Hugh Masekela's New York City Legacy

A look back at the South African legend's time in New York City and his enduring presence in the Big Apple.

In Questlove's magnificent documentary, Summer of Soul, he captures a forgotten part of Black American music history. But in telling the tale of the 1969 Harlem Cultural Festival, the longtime musician and first-time filmmaker also captures a part of lost South African music history too.

Among the line-up of blossoming all-stars who played the Harlem festival, from a 19-year-old Stevie Wonder to a transcendent Mavis Staples, was a young Hugh Masekela. 30 years old at the time, he was riding the wave of success that came from releasing Grazing in the Grass the year before. To watch Masekela in that moment on that stage is to see him at the height of his time in New York City — a firecracker musician who entertained his audiences as much as he educated them about the political situation in his home country of South Africa.

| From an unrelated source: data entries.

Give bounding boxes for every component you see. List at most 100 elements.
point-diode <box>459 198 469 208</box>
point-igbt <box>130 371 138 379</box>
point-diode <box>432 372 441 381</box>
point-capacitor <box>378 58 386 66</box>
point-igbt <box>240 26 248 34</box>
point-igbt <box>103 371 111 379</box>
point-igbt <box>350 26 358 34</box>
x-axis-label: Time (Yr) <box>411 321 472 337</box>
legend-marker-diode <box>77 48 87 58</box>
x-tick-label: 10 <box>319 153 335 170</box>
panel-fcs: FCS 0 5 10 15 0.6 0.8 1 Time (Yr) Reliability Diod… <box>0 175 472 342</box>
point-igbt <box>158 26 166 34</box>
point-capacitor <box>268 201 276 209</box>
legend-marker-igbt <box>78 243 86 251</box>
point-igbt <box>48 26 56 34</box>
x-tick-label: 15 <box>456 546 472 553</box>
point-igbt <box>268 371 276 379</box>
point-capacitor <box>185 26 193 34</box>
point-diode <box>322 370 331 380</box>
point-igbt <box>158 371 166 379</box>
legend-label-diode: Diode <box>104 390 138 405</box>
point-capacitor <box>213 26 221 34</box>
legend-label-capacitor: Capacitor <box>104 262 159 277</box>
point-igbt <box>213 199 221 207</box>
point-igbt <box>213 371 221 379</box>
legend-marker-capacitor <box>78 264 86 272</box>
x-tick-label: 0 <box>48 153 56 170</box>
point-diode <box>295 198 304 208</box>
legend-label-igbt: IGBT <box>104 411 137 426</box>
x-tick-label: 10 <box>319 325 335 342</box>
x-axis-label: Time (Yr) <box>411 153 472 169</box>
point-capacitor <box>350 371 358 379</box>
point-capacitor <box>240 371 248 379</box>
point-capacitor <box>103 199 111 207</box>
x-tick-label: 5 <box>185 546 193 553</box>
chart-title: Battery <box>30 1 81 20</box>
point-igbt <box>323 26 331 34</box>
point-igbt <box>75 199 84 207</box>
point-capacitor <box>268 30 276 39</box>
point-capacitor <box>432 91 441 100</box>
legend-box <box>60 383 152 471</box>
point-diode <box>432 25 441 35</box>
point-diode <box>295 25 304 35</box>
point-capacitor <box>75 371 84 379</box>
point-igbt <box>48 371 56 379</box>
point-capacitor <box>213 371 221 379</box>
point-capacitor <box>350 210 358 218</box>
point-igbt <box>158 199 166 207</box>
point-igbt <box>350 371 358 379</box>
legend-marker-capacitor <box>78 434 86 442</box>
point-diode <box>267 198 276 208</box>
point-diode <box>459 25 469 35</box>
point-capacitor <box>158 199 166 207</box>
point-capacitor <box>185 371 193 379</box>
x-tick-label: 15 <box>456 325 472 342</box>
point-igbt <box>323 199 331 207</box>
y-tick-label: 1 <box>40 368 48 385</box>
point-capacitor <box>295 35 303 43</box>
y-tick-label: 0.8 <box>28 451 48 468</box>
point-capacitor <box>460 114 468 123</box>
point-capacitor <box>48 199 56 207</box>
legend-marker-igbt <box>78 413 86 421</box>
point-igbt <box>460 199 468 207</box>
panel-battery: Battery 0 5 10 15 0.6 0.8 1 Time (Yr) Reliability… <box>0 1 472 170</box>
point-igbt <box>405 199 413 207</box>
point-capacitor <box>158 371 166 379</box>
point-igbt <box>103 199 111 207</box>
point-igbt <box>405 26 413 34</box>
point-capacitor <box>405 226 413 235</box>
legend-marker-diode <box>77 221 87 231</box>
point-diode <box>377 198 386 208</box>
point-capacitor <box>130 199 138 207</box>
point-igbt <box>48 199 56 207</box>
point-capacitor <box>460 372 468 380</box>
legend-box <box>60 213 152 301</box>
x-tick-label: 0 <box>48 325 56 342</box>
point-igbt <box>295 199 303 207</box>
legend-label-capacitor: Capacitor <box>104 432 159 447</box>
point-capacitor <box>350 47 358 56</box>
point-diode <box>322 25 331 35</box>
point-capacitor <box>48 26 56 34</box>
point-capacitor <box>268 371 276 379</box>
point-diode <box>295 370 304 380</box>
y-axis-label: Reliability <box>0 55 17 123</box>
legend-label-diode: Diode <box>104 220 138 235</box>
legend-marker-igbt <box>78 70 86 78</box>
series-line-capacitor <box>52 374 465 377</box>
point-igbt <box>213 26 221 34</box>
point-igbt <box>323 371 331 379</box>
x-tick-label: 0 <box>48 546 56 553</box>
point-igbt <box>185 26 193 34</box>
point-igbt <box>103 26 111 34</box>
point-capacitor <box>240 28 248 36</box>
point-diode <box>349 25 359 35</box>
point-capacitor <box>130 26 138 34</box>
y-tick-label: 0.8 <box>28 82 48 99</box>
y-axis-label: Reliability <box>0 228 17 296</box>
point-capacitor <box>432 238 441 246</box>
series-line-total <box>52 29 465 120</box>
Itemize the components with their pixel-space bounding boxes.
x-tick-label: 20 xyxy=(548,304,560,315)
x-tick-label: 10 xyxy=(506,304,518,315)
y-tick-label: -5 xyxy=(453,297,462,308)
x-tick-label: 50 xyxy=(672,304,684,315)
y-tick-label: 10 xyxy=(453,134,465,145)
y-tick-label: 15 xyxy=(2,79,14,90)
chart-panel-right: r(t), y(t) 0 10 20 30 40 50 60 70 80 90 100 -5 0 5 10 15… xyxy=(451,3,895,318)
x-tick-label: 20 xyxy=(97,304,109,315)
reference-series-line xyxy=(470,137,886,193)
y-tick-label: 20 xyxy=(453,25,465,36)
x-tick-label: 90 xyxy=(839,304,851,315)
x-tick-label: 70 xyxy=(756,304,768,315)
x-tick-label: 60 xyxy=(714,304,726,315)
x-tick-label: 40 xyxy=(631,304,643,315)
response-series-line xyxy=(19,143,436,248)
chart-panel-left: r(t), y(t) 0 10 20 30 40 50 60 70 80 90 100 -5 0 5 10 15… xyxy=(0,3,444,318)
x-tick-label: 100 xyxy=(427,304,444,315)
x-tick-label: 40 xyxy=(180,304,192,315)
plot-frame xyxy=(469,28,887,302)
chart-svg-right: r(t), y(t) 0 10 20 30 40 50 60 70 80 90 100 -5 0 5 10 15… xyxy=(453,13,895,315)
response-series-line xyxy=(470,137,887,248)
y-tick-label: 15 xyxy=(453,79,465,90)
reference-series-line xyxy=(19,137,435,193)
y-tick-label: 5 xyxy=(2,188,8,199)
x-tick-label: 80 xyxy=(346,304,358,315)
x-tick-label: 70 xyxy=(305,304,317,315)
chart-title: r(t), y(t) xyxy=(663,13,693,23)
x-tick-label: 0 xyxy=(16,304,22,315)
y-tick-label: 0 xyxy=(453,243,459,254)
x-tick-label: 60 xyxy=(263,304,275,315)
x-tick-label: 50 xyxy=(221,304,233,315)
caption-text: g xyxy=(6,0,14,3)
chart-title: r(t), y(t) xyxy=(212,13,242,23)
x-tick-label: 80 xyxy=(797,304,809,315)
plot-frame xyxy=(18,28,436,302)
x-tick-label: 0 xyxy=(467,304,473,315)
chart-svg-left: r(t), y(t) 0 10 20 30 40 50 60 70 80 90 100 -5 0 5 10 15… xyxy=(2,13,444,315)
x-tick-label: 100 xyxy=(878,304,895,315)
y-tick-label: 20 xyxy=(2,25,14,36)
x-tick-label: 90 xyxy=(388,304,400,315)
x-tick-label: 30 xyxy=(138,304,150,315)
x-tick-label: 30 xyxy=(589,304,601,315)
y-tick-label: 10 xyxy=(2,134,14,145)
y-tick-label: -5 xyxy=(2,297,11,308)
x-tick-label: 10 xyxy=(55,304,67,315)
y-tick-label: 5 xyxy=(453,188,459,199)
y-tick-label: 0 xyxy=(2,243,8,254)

The legacy Masekela sowed in New York City during the 1960s remains in the walls of the venues where he played, and in the dust of those that are no longer standing. It's in the records he made in studios and jazz clubs, and on the Manhattan streets where he once posed with a giant stuffed zebra for an album cover. It's a legacy that still lives on in tangible form, too, in the Hugh Masekela Heritage Scholarship at the Manhattan School of Music.

The school is the place where Masekela received his education and met some of the people that would go on to be life-long bandmates and friends, from Larry Willis (who, as the story goes, Masekela convinced to give up opera for piano) to Morris Goldberg, Herbie Hancock and Stewart Levine, "his brother and musical compadre," as Mabusha Masekela, Bra Hugh's nephew says.